Énergies renouvelables de l’UE : la contribution du nucléaire est « en principe » reconnue, selon Agnès Pannier-Runacher

Énergies renouvelables de l’UE : la contribution du nucléaire est « en principe » reconnue, selon Agnès Pannier-Runacher

La directive sur les énergies renouvelables de l’UE intégrera bien une mention au nucléaire selon la ministre de l’Énergie, Agnès Pannier-Runacher, qui reste, pour l’heure, très prudente sur la substance réelle de cet accord politique.

Les négociateurs européens sont tombés d’accord jeudi (30 mars) : les États membres devront, collectivement, atteindre 42,5 % d’énergies renouvelables dans leur consommation énergétique globale d’ici 2030, avec incitations pour atteindre les 45 %.

Ils ont donc coupé la poire en deux, entre ceux qui souhaitaient un objectif de 40 % et ceux qui souhaitaient qu’il atteigne 45 %. La France était de ces derniers, à condition que, d’une façon ou d’une autre, les apports de son mix décarboné – grâce au nucléaire – soient reconnus.

C’est manifestement le cas, si l’on en croit la ministre de la Transition énergétique, Agnès Pannier-Runacher :

« Cet accord consacre la reconnaissance du rôle de l’énergie nucléaire dans l’atteinte de nos objectifs de décarbonation », avance-t-elle, avant d’ajouter que  » concrètement, cette reconnaissance passe par l’affirmation que le développement des énergies renouvelables vise bien uniquement à éliminer les énergies fossiles et ne doit pas conduire à remplacer des réacteurs nucléaires »

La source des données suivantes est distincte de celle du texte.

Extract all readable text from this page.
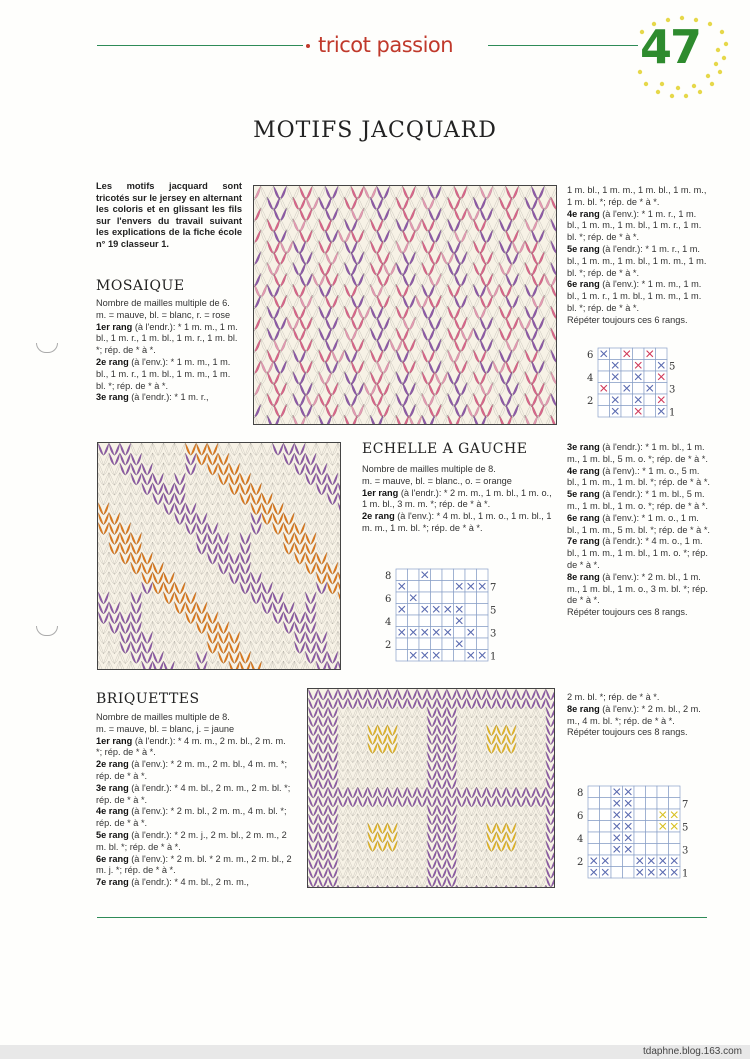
tricot passion	47
MOTIFS JACQUARD
Les motifs jacquard sont tricotés sur le jersey en alternant les coloris et en glissant les fils sur l'envers du travail suivant les explications de la fiche école n° 19 classeur 1.
MOSAIQUE

Nombre de mailles multiple de 6.

m. = mauve, bl. = blanc, r. = rose

1er rang (à l'endr.): * 1 m. m., 1 m. bl., 1 m. r., 1 m. bl., 1 m. r., 1 m. bl. *; rép. de * à *.

2e rang (à l'env.): * 1 m. m., 1 m. bl., 1 m. r., 1 m. bl., 1 m. m., 1 m. bl. *; rép. de * à *.

3e rang (à l'endr.): * 1 m. r.,

1 m. bl., 1 m. m., 1 m. bl., 1 m. m., 1 m. bl. *; rép. de * à *.

4e rang (à l'env.): * 1 m. r., 1 m. bl., 1 m. m., 1 m. bl., 1 m. r., 1 m. bl. *; rép. de * à *.

5e rang (à l'endr.): * 1 m. r., 1 m. bl., 1 m. m., 1 m. bl., 1 m. m., 1 m. bl. *; rép. de * à *.

6e rang (à l'env.): * 1 m. m., 1 m. bl., 1 m. r., 1 m. bl., 1 m. m., 1 m. bl. *; rép. de * à *.

Répéter toujours ces 6 rangs.

6
5
4
3
2
1
ECHELLE A GAUCHE

Nombre de mailles multiple de 8.

m. = mauve, bl. = blanc., o. = orange

1er rang (à l'endr.): * 2 m. m., 1 m. bl., 1 m. o., 1 m. bl., 3 m. m. *; rép. de * à *.

2e rang (à l'env.): * 4 m. bl., 1 m. o., 1 m. bl., 1 m. m., 1 m. bl. *; rép. de * à *.

3e rang (à l'endr.): * 1 m. bl., 1 m. m., 1 m. bl., 5 m. o. *; rép. de * à *.

4e rang (à l'env).: * 1 m. o., 5 m. bl., 1 m. m., 1 m. bl. *; rép. de * à *.

5e rang (à l'endr.): * 1 m. bl., 5 m. m., 1 m. bl., 1 m. o. *; rép. de * à *.

6e rang (à l'env.): * 1 m. o., 1 m. bl., 1 m. m., 5 m. bl. *; rép. de * à *.

7e rang (à l'endr.): * 4 m. o., 1 m. bl., 1 m. m., 1 m. bl., 1 m. o. *; rép. de * à *.

8e rang (à l'env.): * 2 m. bl., 1 m. m., 1 m. bl., 1 m. o., 3 m. bl. *; rép. de * à *.

Répéter toujours ces 8 rangs.

8
7
6
5
4
3
2
1
BRIQUETTES

Nombre de mailles multiple de 8.

m. = mauve, bl. = blanc, j. = jaune

1er rang (à l'endr.): * 4 m. m., 2 m. bl., 2 m. m. *; rép. de * à *.

2e rang (à l'env.): * 2 m. m., 2 m. bl., 4 m. m. *; rép. de * à *.

3e rang (à l'endr.): * 4 m. bl., 2 m. m., 2 m. bl. *; rép. de * à *.

4e rang (à l'env.): * 2 m. bl., 2 m. m., 4 m. bl. *; rép. de * à *.

5e rang (à l'endr.): * 2 m. j., 2 m. bl., 2 m. m., 2 m. bl. *; rép. de * à *.

6e rang (à l'env.): * 2 m. bl. * 2 m. m., 2 m. bl., 2 m. j. *; rép. de * à *.

7e rang (à l'endr.): * 4 m. bl., 2 m. m.,

2 m. bl. *; rép. de * à *.

8e rang (à l'env.): * 2 m. bl., 2 m. m., 4 m. bl. *; rép. de * à *.

Répéter toujours ces 8 rangs.

8
7
6
5
4
3
2
1
tdaphne.blog.163.com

Agnès Pannier-Runacher, ministre de la Transition énergétique
La ministre française de la Transition énergétique, Agnès Pannier-Runacher, attend le début du conseil des ministres de l’Énergie de l’UE à Bruxelles, en Belgique, le 28 mars 2023. [EPA-EFE/OLIVIER HOSLET]

Un considérant dans la directive RED3 sera consacré à cette affirmation, confie-t-elle.

Sans qu’un texte final soit encore publié, le cabinet de la ministre le traduit ainsi :

« Afin d’atteindre cet objectif [développement des renouvelables], le déploiement des énergies renouvelables dans le cadre de la cible européenne révisée devrait être intégré à des efforts complémentaires de décarbonation, incluant le développement d’autres sources non fossiles, donc on voit bien lesquelles, que les États membres pourraient choisir de poursuivre », précise-t-il.

Il y a donc bien, selon le cabinet de la ministre, une mention « inambiguë » au nucléaire.

Une « avancée de principe »

La ministre se veut plus nuancée, précisant qu’il ne s’agit, pour l’heure, que d’une « avancée de principe ».

D’abord, parce que l’accord trouvé n’est qu’un accord politique : « nous devons vérifier ce que contient réellement le texte ».

Ensuite, parce que le rôle du nucléaire n’est pas tout à fait reconnu. Seule l’est l’assurance que son élimination n’est pas l’occasion de maintenir, à dessein ou non, des capacités fossiles.

Rien de comparable alors à certaines propositions formulées ces derniers temps, comme celle d’une « pondération » de l’objectif renouvelable pour les mix électriques déjà décarbonés.

« Renouvelable signifie renouvelable » plaident depuis quelques semaines les États membres anti-nucléaire, à l’encontre des velléités d’introduire le nucléaire, de quelque manière que ce soit, dans les objectifs de développement d’énergies renouvelables.

Un slogan qui semble donc trouver écho au sein des États membres, même si Mme Pannier-Runacher affirme que la France continuera à se battre, avec les alliés de l’ « alliance » du nucléaire, pour que le nucléaire et les renouvelables soient traités sur un pied d’égalité.

La directive ne fixe pas que des objectifs généraux, mais aussi des objectifs sectoriels, et notamment pour l’hydrogène nécessaire à l’industrie.

Dans ce domaine, la France et ses alliés semblent avoir eu gain de cause, puisque l’hydrogène produit à partir de nucléaire peut, en l’état de l’accord politique, participer à l’atteinte des objectifs de développement d’hydrogène renouvelable.

En revanche, les conditions qu’il est nécessaire de remplir pour que la possibilité soit offerte sont telles qu’elles font dire à certains observateurs du secteur qu’il sera impossible de les remplir.